I don't know about you guys, but I'm kind of all set with winter at this point in the season.

It's funny how it happens, too. I mean, I've lived in Maine all my life, so I know it would be foolish of me to expect a cold- and snow-free season. It's not so bad at the start of it all, with those first few snowfalls adding a fine blanket of snow to the landscape to compliment all the holiday lights. The first few times I had to shovel off the deck and the walkway after a storm, I thought, "Well fine, I can use the exercise anyway."

Then you have a few snowball fights with the kids in the family, build a few snowmen and maybe try out ice skating and other winter-type activities.

As fun as that stuff is, I am absolutely one of those people who wishes winter would end sooner than later. Fact is, it never does.

So it is about this time of year that I try to find some ways to count down the days until the official start of spring (at least, according to the calendar). As a native Mainer, I know the winter weather can easily continue through the first month(s) of the new season, but I figure I have to set my sights on something in order to stave off the winter blahs.

Anyone who knows me can tell you I've always been a lover of useless facts, or what I like to refer to as fun factoids. So I've decided to take each remaining day of this winter to educate myself on at least one new useless fact per day.

With the help of the world wide web, I have had no trouble doing so, and I often find myself absorbing several interesting facts in the process. Here are a few I've found on one of my favorite sites, uselessfacts.net:

An ostrich's eye is bigger than its brain. It takes 8.5 minutes for the light from the sun to reach the earth. A species of earthworm in Australia grows up to 10 feet in length (um, ewww, I'd hate to run into that while working in my flower gardens!). And did you know it is illegal to frown at cows in Bladworth, Saskatchewan?

I'll have to remember that for the next time I visit Saskatchewan, for sure (not that I can ever remember a time when I felt compelled to frown at a cow).

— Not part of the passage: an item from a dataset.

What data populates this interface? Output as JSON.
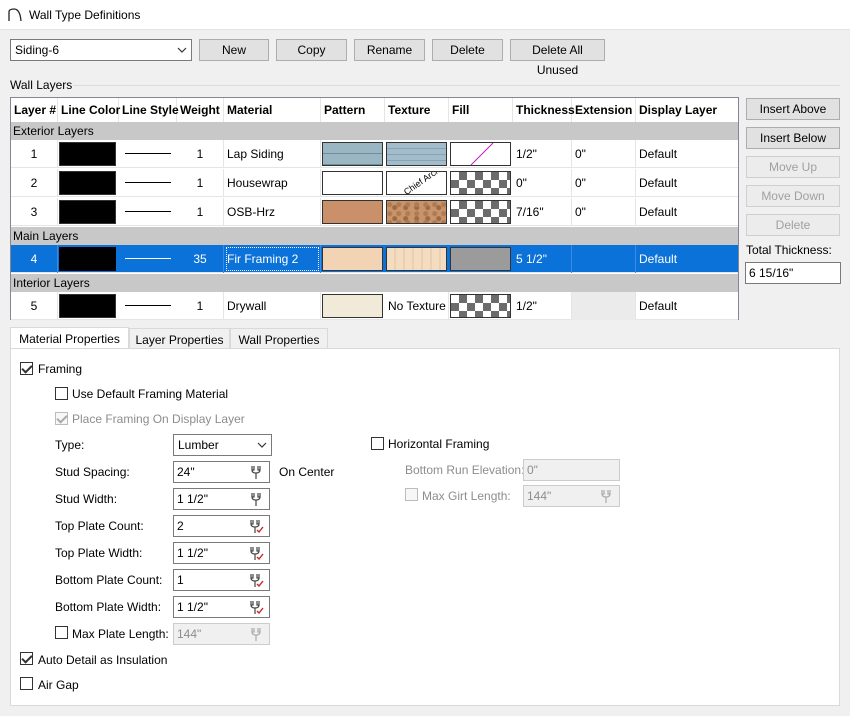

And how about a few fun factoids about the Pine Tree State? Did you know Maine is the only state in the U.S. with a name that is just one syllable? At weirdfacts.com, I learned about some interesting laws on the books in our state — in Augusta, it is apparently illegal to stroll down the street while playing the violin. In Portland, it is illegal for men to tickle women under the chin with feather dusters. And if you're a disgruntled renter in Rumford, avoid biting your landlord because that's a no-no in that particular town. In Waterville, don't get caught blowing your nose in public.

I may never use any of this information in my life, and I hope none of you have to either (especially when it comes to those strange Maine laws), but they're certainly funny to think about. And each time one of these gets a chuckle out of me, that's a few more moments when I'm not focused on what the world looks like outside my window. Winter can be depressing after all, so what better way to combat it than with a little shot of ha-ha?

If I can keep that smile on my face until the first few blades of grass emerge from the muddy ground, I think I'll survive another Maine winter.

And if I find myself in Saskatchewan between now and then, I'll run a much lower risk of accidentally frowning at a cow.